Should LLMs be allowed to use first-person references? And why there is no "I" in "AI"

There have been some interesting developments in the world of what is conveniently if incorrectly called AI, including a recent study in the medical-surgical literature which finds ChatGPT pretty uniformly useful for creating reading-level-appropriate patient education materials. This is important, as physicians — and basically anyone with an advanced degree who is not trained to do so — cannot write to a lower grade level. As a result, many patient brochures and materials are written a higher grade levels than most patients can use. Even Wikipedia is written at too high a reading level for most users.

Functioning like this — with the AI taking existing materials and simply downshifting the reading level, and the results confirmed for accuracy by an expert in the medical field in question — things like ChatGPT function as a useful tool behind the scenes. Its role in the final product may not even be known or apparent.

But what if the pamphlets were to include sentences like, “After my procedure, I always like to get as much rest as possible and eat only healthy snacks”? Or an interface designed for patients were to respond, “We here at Mountain Medical believe in holistic health approaches”?

Is writing like that appropriate for something like ChatGPT? Should large-language models (LLMs) be allowed to use words like “I” and “we” in responses? Do we need to more closely prevent LLMs for appearing to have agency and individuality?

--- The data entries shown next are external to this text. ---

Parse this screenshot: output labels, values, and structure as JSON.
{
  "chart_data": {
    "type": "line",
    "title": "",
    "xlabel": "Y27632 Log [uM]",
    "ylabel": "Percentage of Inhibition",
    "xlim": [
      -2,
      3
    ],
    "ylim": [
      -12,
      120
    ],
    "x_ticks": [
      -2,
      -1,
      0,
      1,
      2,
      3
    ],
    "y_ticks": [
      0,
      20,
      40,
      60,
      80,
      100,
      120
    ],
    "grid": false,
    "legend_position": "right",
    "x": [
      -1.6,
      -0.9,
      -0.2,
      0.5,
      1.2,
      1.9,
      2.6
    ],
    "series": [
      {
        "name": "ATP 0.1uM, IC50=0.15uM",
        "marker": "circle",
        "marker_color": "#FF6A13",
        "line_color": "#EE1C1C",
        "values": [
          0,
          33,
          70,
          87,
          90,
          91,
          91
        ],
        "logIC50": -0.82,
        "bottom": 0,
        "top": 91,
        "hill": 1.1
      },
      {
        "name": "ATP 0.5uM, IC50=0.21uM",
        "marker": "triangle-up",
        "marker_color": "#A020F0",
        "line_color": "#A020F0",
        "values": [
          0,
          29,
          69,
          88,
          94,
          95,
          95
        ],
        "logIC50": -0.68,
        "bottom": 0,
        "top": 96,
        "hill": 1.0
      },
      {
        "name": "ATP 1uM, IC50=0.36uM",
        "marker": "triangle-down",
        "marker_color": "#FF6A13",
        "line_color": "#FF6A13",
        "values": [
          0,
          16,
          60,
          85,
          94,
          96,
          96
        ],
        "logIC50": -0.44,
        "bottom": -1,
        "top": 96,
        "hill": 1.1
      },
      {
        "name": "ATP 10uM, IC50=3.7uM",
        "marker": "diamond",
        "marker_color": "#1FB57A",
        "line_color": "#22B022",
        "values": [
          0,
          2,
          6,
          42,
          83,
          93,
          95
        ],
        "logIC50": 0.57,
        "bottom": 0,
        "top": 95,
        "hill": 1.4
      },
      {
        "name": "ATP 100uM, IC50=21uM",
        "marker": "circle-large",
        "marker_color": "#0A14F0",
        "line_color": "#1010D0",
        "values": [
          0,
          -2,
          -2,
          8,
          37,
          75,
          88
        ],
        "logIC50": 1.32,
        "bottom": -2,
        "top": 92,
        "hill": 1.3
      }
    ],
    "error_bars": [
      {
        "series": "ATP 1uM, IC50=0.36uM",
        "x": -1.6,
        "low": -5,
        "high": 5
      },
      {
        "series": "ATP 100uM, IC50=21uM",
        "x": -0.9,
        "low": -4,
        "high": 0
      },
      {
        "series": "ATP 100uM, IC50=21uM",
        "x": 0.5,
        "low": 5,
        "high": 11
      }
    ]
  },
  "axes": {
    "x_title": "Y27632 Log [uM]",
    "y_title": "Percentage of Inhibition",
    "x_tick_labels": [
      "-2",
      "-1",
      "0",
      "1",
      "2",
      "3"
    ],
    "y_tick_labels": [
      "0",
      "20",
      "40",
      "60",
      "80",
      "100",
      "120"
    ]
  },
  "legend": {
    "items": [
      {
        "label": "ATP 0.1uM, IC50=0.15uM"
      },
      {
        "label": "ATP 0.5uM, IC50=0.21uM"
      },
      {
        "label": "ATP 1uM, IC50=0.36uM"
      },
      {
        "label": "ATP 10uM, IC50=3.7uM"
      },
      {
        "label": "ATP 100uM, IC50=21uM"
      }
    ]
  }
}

Kevin Munger, a professor at Penn State, gave a keynote speech at the European Association for Computational Linguistics in Dubrovnik earlier this month. He proposed banning LLMs from referring to themselves in the first person. As he writes:

They should not call themselves “I” and they should not refer to themselves and humans as “we.” . . . As an immediate intervention, this will limit the risk of people being scammed by LLMs, either financially or emotionally. The latter point bears emphasizing: when people interact with an LLM and are lulled into experiencing it as another person, they are being emotionally defrauded by overestimating the amount of human intentionality encoded in that text.

Additional utility from proscriptions against this would include easier detection of LLM-generated texts and the potential for clear and enforceable legal boundaries on what LLMs can pretend to represent. For instance, an LLM may not be able to write a love song, or an anthem riling people up, as first-person words would be prohibited.